Fowler agreed that the breadth and innovative nature of the program has required flexibility and adjustments as it advances. “We’re walking the walk of transdisciplinary research,” he said. “We’re working at the intersections where problems need to be solved. It’s great that students are the bridge. We thought that by bringing in students with innovative ideas, they’d make innovative connections, and that has been the experience so far.”

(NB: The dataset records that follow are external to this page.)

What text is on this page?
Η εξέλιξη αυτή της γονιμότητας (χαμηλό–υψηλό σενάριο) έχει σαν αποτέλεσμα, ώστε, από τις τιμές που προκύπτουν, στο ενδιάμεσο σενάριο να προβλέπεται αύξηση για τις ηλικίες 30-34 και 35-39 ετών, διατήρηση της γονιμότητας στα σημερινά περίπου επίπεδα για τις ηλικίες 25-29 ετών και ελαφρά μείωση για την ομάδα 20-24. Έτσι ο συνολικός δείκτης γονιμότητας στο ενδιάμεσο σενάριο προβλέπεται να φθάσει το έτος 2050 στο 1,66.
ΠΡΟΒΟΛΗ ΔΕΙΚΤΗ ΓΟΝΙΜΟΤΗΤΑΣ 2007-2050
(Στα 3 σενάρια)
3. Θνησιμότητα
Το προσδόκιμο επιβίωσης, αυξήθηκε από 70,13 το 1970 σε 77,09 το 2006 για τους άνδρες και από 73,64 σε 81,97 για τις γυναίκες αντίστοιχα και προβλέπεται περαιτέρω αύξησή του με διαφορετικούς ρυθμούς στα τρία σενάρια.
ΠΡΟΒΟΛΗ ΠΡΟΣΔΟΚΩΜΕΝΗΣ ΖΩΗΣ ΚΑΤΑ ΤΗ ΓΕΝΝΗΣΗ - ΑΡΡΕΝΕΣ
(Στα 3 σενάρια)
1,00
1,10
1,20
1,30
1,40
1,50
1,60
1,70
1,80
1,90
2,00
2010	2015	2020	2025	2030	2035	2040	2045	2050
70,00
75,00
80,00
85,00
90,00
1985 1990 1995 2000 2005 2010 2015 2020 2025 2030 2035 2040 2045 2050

Students are engaged in meaningful research. PhD candidate Amanda Kube is studying ways to minimize biases in homeless service delivery. Second-year student Alex DiChristofano is working with a team from the University of Pittsburgh to design a web platform that increases online support for Black-owned businesses from the university’s students, staff, and faculty. The project recently won the New Horizons Award at the Association for Computing Machinery. Ivy Smith, a first-year DCDS student, received the inaugural Center for the Study of Race, Ethnicity & Equity graduate fellowship.

“This program is going, and it’s going gangbusters,” Fowler said.